6) We transform metricValue to it’s relative value in seconds since we plan to bind this observable to the currentTime property of the video.

Here's the full component class.
import { Component } from '@angular/core'; import { fromEvent } from 'rxjs/observable/fromEvent'; import { interval } from 'rxjs/observable/interval'; import { from } from 'rxjs/observable/from'; import { switchMap, scan, map, zip } from 'rxjs/operators'; import * as io from 'socket.io-client'; import linspace from 'linspace'; const clamp = metricValue => Math.min(Math.max(0, metricValue), 100); const timeMapper = (metricValue, { length }) => length * clamp(metricValue) / 100; @Component({ selector: 'mind-video-player', templateUrl: './mind-video-player.component.html', styleUrls: ['./mind-video-player.component.css'] }) export class MindVideoPlayerComponent { metricName = 'meditation'; video: any = { url: './assets/videos/flower.mp4', type: 'video/mp4', length: 5, fps: 60 }; stream$ = fromEvent(io('http://localhost:4501'), 'metric/eeg'); metricValue$ = this.stream$.pipe( map(({ eSense }) => eSense[this.metricName]) ); currentTime$ = this.metricValue$.pipe( scan(([, prev], next: number) => [prev, next], [0, 0]), switchMap(([ prev, next ]) => from(linspace(prev, next, this.video.fps)).pipe( zip(interval(1000 / this.video.fps), metricValue => timeMapper(metricValue, this.video) ) ) ) ); }
Lastly, we’ll switch to our component template file. As far as markup goes, we’ll only need a video element with its source element.
<video muted [currentTime]="currentTime$ | async"> <source [src]="video.url" [type]="video.type" /> </video>
At this point we can start binding the component’s class properties to the DOM properties of the elements in our template. This is where Angular really shines.

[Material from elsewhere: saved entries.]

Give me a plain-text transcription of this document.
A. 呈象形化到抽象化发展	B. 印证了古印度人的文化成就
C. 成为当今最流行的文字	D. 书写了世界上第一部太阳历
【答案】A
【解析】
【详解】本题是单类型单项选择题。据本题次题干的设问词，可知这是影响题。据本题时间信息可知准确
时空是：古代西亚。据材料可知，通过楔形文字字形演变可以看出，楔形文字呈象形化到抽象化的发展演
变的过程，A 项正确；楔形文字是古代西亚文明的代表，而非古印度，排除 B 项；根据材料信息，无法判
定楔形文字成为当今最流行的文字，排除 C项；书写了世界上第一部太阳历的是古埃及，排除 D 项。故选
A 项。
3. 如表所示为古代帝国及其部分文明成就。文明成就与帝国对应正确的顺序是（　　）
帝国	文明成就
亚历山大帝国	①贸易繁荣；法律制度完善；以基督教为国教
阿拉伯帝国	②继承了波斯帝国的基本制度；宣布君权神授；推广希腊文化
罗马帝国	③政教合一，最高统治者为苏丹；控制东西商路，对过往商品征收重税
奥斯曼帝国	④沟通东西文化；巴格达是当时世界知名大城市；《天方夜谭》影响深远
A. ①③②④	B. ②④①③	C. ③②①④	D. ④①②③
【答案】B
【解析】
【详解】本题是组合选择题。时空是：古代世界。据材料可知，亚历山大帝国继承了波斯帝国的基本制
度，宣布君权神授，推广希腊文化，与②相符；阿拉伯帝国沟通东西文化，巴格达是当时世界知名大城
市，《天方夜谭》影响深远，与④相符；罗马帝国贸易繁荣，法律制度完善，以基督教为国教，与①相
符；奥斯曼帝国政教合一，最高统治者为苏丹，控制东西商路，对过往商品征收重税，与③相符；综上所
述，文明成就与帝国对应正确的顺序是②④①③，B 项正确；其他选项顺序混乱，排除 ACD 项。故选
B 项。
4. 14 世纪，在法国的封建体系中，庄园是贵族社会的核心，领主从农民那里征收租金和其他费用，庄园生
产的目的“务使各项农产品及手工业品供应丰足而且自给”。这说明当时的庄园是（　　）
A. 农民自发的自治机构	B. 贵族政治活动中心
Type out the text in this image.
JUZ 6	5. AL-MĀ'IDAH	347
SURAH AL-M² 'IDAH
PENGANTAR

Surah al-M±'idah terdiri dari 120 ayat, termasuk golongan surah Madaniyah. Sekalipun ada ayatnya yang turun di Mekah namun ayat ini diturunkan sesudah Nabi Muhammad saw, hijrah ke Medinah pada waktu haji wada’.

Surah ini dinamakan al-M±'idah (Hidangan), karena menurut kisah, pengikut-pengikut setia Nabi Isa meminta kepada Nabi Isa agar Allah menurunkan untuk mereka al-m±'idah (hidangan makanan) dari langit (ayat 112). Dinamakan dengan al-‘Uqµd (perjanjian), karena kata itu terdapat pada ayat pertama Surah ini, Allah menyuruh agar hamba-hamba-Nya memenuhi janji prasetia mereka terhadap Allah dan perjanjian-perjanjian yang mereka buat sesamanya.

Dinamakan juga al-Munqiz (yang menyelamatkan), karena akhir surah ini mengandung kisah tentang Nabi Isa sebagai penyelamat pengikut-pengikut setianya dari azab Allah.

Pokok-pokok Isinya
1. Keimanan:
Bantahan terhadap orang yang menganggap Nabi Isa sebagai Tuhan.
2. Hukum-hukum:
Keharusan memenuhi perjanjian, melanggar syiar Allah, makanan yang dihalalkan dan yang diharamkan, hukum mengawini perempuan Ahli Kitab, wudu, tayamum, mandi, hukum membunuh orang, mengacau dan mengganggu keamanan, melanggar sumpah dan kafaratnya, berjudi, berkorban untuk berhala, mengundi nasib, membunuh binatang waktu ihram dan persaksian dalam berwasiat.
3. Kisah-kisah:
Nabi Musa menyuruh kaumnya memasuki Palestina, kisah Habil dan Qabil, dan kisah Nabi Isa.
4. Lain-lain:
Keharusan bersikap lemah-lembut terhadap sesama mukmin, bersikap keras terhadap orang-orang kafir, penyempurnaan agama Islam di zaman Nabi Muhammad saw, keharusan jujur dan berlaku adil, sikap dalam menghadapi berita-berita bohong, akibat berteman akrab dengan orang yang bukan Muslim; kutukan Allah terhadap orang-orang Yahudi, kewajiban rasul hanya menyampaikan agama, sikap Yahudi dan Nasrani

Once again, let’s go through it line by line.
1) We bind the currentTime DOM property of the native HTML5 video player to the currentTime$ observable and pipe it as async so Angular can handle the observable subscription for us. It works like magic.
2) We bind the video src and type properties of the video value in our component class to the DOM.
That’s all the UI code we’ll need for the experiment. You can find the complete project on GitHub.
The outcome
Now that we’ve put all the pieces together, let’s see how this works in practice. The following video shows real meditation levels with eyes closed in a quiet environment. This setting helps achieve better meditation results.
I’ve demoed this experiment in some meetups and conferences around the world. I’m always impressed on how easy it is for some people and how difficult it is for others to get high meditation and concentration levels. The human mind never seizes to amaze me.
I’ve been on a journey to connect the brain to the web. And as this journey continues, I’m excited about what’s to come. I look forward to seeing the amazing things we can do together with our minds and a little bit of JavaScript.